Moneydig Presbyterian Church is a church building of the Coleraine and Limavady presbytery of the Presbyterian Church in Ireland. It is located outside Garvagh, County Londonderry, Northern Ireland.

==History==
There had been Presbyterian worship occurring in Moneydig in the early 1800s with the congregation worshipping in the local school hall. At the behest of George Orr, one of the Elders, it was decided to build a church. Moneydig Presbyterian Church was established in 1836 as part of the Presbyterian Church in Ireland's Synod of Ulster. The current church building was complete the same year. The church building was constructed as a gabled four bay hall. The congregation was created from parts of the adjoining parishes of Aghadowey, Garvagh and Kilrea.
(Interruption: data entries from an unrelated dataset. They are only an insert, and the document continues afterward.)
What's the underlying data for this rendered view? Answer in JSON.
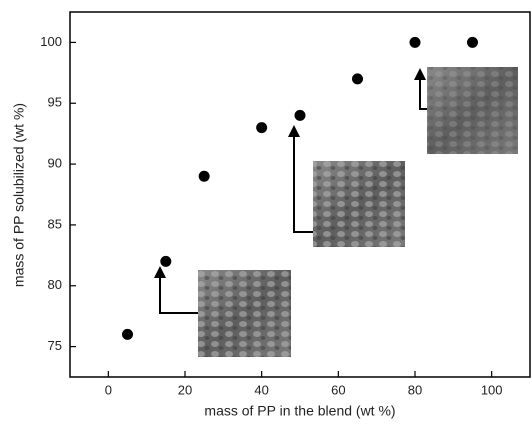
{
  "chart_data": {
    "type": "scatter",
    "x_label": "mass of PP in the blend (wt %)",
    "y_label": "mass of PP solubilized (wt %)",
    "x": [
      5,
      15,
      25,
      40,
      50,
      65,
      80,
      95
    ],
    "values": [
      76,
      82,
      89,
      93,
      94,
      97,
      100,
      100
    ],
    "color": "#000000",
    "xlim": [
      -10,
      110
    ],
    "xticks": [
      0,
      20,
      40,
      60,
      80,
      100
    ],
    "ylim": [
      72.5,
      102.5
    ],
    "yticks": [
      75,
      80,
      85,
      90,
      95,
      100
    ]
  }
}
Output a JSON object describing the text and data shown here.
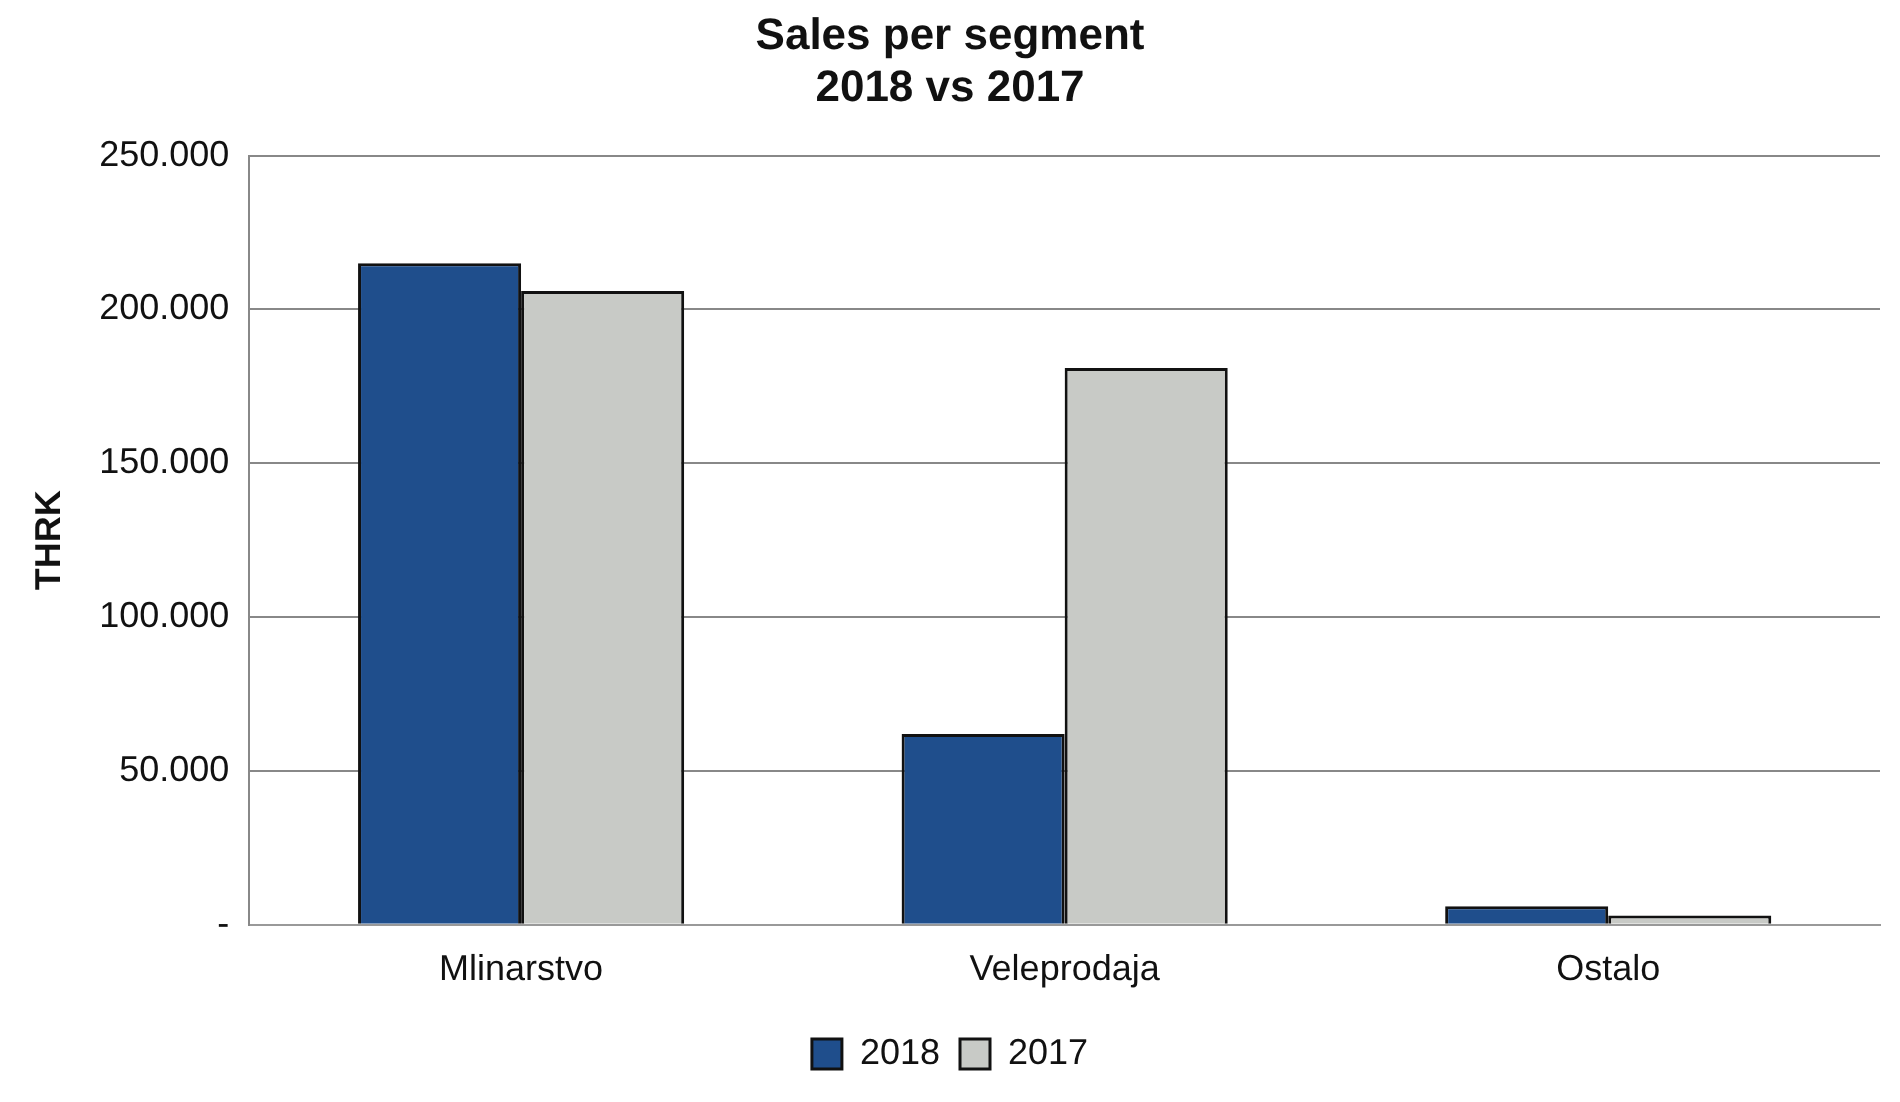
{
  "chart_data": {
    "type": "bar",
    "title": "Sales per segment\n2018 vs 2017",
    "ylabel": "THRK",
    "categories": [
      "Mlinarstvo",
      "Veleprodaja",
      "Ostalo"
    ],
    "series": [
      {
        "name": "2018",
        "color": "#1f4e8c",
        "values": [
          215000,
          62000,
          6000
        ]
      },
      {
        "name": "2017",
        "color": "#c8cac6",
        "values": [
          206000,
          181000,
          3000
        ]
      }
    ],
    "ylim": [
      0,
      250000
    ],
    "yticks": [
      {
        "value": 0,
        "label": "-"
      },
      {
        "value": 50000,
        "label": "50.000"
      },
      {
        "value": 100000,
        "label": "100.000"
      },
      {
        "value": 150000,
        "label": "150.000"
      },
      {
        "value": 200000,
        "label": "200.000"
      },
      {
        "value": 250000,
        "label": "250.000"
      }
    ],
    "grid": "y",
    "legend": "bottom"
  }
}
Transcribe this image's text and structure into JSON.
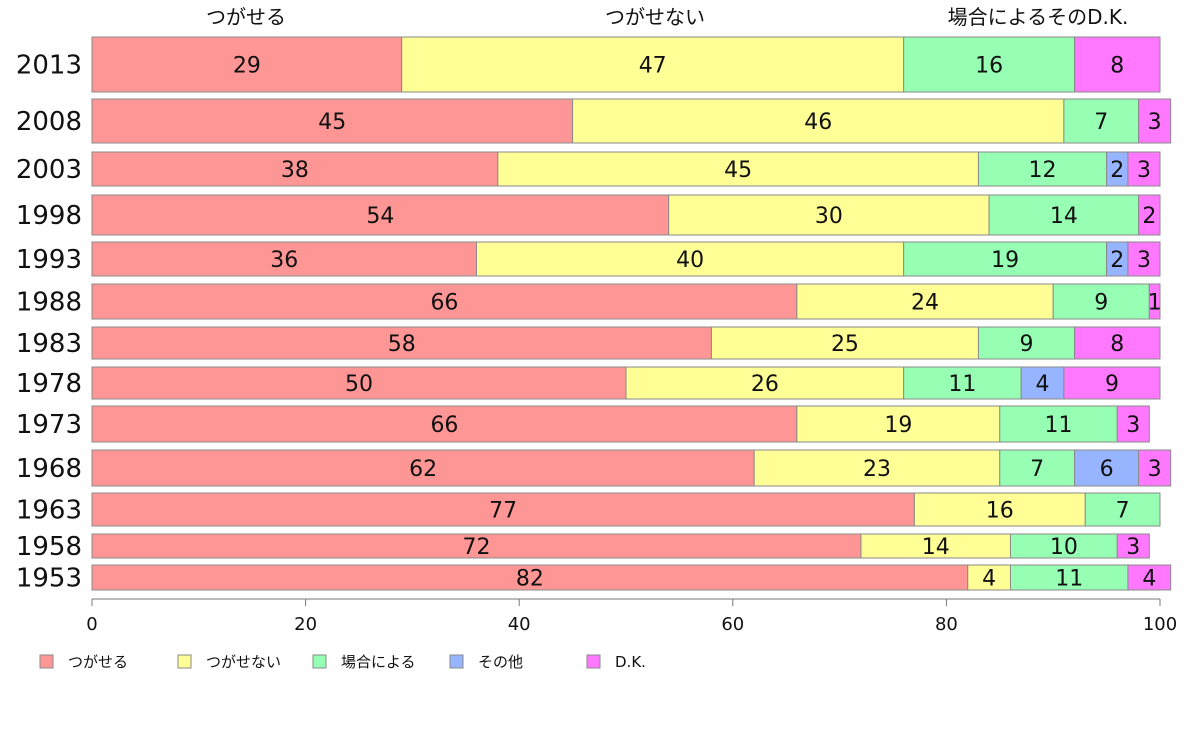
{
  "chart_data": {
    "type": "bar",
    "orientation": "horizontal",
    "stacked": true,
    "categories": [
      "2013",
      "2008",
      "2003",
      "1998",
      "1993",
      "1988",
      "1983",
      "1978",
      "1973",
      "1968",
      "1963",
      "1958",
      "1953"
    ],
    "series": [
      {
        "name": "つがせる",
        "color": "#ff9696",
        "values": [
          29,
          45,
          38,
          54,
          36,
          66,
          58,
          50,
          66,
          62,
          77,
          72,
          82
        ]
      },
      {
        "name": "つがせない",
        "color": "#ffff96",
        "values": [
          47,
          46,
          45,
          30,
          40,
          24,
          25,
          26,
          19,
          23,
          16,
          14,
          4
        ]
      },
      {
        "name": "場合による",
        "color": "#96ffb4",
        "values": [
          16,
          7,
          12,
          14,
          19,
          9,
          9,
          11,
          11,
          7,
          7,
          10,
          11
        ]
      },
      {
        "name": "その他",
        "color": "#96b4ff",
        "values": [
          0,
          0,
          2,
          0,
          2,
          0,
          0,
          4,
          0,
          6,
          0,
          0,
          0
        ]
      },
      {
        "name": "D.K.",
        "color": "#ff78ff",
        "values": [
          8,
          3,
          3,
          2,
          3,
          1,
          8,
          9,
          3,
          3,
          0,
          3,
          4
        ]
      }
    ],
    "top_labels": [
      "つがせる",
      "つがせない",
      "場合によるそのD.K."
    ],
    "xlim": [
      0,
      100
    ],
    "x_ticks": [
      0,
      20,
      40,
      60,
      80,
      100
    ],
    "legend_position": "bottom"
  }
}
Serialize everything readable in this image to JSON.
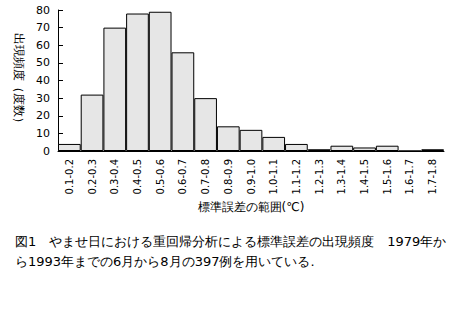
{
  "chart_data": {
    "type": "bar",
    "caption": "図1　やませ日における重回帰分析による標準誤差の出現頻度　1979年から1993年までの6月から8月の397例を用いている.",
    "xlabel": "標準誤差の範囲(℃)",
    "ylabel": "出現頻度（度数）",
    "categories": [
      "0.1-0.2",
      "0.2-0.3",
      "0.3-0.4",
      "0.4-0.5",
      "0.5-0.6",
      "0.6-0.7",
      "0.7-0.8",
      "0.8-0.9",
      "0.9-1.0",
      "1.0-1.1",
      "1.1-1.2",
      "1.2-1.3",
      "1.3-1.4",
      "1.4-1.5",
      "1.5-1.6",
      "1.6-1.7",
      "1.7-1.8"
    ],
    "values": [
      4,
      32,
      70,
      78,
      79,
      56,
      30,
      14,
      12,
      8,
      4,
      1,
      3,
      2,
      3,
      0,
      1
    ],
    "color": "#e6e6e6",
    "ylim": [
      0,
      80
    ],
    "yticks": [
      0,
      10,
      20,
      30,
      40,
      50,
      60,
      70,
      80
    ],
    "grid": false
  }
}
During the 1800s, the church was used as a meeting place for members of the Temperance movement in Ireland. To celebrate the centenary of the church in 1936, a new cinema-style screen was installed. The current minister is the Rev James Richard Ian Harbinson who was installed on 27 June 2008. The church engages in minister-exchange programmes with churches in Canada.

The church was surveyed to be graded for listed building status by the Department for Communities in 2012, however the Department declined to list the building after the initial survey on the grounds that a large majority of the church's original fabric had been removed and replaced with modern substitutes. The church is registered with the Charity Commission for Northern Ireland.